Bertie's Brochures, another eight songs, is a mixed bag of stuff that evidently didn't fit elsewhere; its tone is low-key, sad and rueful. R.E.M.'s "Shiny Happy People" becomes a snide hip-hop diatribe against the British government ("go g-go g-go go fuck yourself"), but the condemnation of career terrorism in "Smiling" is anything but frantic, leaving room for a little grief to breathe amid the bile. The title song is a touching little number about a curiously misguided life. Plus, it's all sandwiched between three simple, strong, straightforward songs about the vagaries of (gasp) romance: Coughlan's own "Behind the Moon," Scott Walker's "Long About Now" and Richard Thompson's "The Great Valerio." While not a representative record, Bertie's Brochures is Fatima Mansions' most broadly appealing work.

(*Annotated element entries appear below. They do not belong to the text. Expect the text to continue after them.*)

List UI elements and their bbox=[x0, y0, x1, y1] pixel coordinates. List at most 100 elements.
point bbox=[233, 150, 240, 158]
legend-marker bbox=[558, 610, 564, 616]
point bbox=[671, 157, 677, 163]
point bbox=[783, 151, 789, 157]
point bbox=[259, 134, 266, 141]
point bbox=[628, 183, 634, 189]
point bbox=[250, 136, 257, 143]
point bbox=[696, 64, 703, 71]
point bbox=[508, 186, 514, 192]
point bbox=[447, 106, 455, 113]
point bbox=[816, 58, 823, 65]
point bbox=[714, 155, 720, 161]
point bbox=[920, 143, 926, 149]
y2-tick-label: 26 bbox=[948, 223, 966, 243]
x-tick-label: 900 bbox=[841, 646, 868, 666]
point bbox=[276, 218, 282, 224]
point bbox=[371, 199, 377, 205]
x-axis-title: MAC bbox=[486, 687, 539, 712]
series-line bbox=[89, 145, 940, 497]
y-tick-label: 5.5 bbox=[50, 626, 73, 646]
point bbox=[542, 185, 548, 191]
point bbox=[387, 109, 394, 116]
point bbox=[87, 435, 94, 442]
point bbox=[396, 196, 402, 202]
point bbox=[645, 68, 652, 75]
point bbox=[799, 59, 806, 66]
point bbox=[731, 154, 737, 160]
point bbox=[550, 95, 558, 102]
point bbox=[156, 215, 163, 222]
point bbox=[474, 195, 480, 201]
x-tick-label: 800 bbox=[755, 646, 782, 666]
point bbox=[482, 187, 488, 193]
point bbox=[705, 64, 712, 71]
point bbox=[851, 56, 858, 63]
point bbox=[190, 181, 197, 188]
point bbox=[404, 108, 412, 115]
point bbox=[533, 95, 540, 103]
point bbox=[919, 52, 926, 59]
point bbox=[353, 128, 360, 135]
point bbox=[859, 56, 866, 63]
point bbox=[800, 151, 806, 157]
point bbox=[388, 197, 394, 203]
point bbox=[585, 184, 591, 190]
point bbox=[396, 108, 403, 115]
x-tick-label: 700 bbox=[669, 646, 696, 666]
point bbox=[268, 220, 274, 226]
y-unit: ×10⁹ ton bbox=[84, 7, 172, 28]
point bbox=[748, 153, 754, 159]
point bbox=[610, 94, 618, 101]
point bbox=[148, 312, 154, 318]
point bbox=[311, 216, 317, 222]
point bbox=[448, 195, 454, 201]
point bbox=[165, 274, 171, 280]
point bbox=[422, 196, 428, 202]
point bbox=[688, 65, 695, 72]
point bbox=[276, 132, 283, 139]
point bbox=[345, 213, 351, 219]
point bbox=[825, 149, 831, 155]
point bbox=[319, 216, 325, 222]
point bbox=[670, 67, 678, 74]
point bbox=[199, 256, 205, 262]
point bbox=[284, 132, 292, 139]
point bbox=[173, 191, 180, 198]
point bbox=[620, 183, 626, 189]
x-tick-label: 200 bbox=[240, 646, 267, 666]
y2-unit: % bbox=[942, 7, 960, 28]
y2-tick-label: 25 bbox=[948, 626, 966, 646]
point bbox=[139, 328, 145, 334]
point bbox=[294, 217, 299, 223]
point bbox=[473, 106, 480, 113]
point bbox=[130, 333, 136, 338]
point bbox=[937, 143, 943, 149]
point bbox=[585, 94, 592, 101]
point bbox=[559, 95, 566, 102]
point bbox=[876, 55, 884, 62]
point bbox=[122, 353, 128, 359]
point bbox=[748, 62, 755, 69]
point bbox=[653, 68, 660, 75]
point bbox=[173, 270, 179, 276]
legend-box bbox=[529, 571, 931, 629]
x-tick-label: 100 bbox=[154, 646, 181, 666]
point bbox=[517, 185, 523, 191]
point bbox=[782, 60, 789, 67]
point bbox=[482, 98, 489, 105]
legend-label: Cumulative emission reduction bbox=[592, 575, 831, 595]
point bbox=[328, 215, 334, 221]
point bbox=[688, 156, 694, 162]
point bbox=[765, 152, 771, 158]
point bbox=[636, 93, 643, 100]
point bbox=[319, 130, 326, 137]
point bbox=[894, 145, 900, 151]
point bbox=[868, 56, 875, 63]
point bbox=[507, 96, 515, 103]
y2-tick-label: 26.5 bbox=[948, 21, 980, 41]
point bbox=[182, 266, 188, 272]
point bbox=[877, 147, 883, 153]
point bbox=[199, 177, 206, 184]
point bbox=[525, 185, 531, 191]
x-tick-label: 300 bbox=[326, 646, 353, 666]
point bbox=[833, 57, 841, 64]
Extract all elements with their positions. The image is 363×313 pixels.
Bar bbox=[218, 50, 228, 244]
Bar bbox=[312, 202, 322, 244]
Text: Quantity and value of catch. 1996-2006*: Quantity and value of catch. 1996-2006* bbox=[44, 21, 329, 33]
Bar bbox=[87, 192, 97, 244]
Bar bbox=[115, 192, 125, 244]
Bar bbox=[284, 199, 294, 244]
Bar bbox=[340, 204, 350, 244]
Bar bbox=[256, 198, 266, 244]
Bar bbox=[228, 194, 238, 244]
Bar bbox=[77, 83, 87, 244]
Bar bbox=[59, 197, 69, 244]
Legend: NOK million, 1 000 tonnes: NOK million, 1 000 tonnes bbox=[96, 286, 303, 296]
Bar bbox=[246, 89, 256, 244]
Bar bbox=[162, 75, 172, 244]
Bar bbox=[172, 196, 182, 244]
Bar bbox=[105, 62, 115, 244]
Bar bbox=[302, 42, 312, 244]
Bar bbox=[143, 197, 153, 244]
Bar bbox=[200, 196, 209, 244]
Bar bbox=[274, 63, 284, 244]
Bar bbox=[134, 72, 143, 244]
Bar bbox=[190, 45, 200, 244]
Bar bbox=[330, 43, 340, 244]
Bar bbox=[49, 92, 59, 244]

The final Mansions album almost snuck out instead of being released, with sessions split between regular producer Ralph Jezzard and ex-Talking Heads studio hound Jerry Harrison. Adding to the band's confused discographical tangle, two Valhalla Avenue cuts were appended to the American issue of the album, which still went next to nowhere in terms of any level of attention. A pity, because while the Mansions essentially hadn't changed much beyond its initial mode of feedback-heavy aggro and perversely calm adult-entertainment numbers, the overall performances on Lost were some of the band's best. Coughlan remains the central figure, writing everything with one notable exception and singing with the expected gusto, while his main collaborator O Gruama adds some scraggly, nervous guitar parts to his usual arsenal of amped-up rage. With most of the regular Mansions crew along for the ride, along with some guest performers here and there, the band set out with murder on its mind and specific targets in its sights. "Popemobile to Paraguay" starts with all the bile that an ex-Catholic Irishman could be expected to bring to bear -- by the time it's all over, American foreign policy idiocies and the leftover impact of the Cold War are but two of the other issues addressed with Coughlan's usual bile. If the album was nothing but lectures there'd be little point, but the music is always the winning edge to the Mansions' brew, whether the spooked-out mood into mayhem of "Walk in the Woods" or the calmer "Walk Yr Way." The one non-Coughlan number might have been an inevitable thing for the Mansions to do -- a cover of Scott Walker's shimmering paranoid classic "Nite Flights," here given just enough extra bite while Coughlan delivers a vocal worthy of his hero.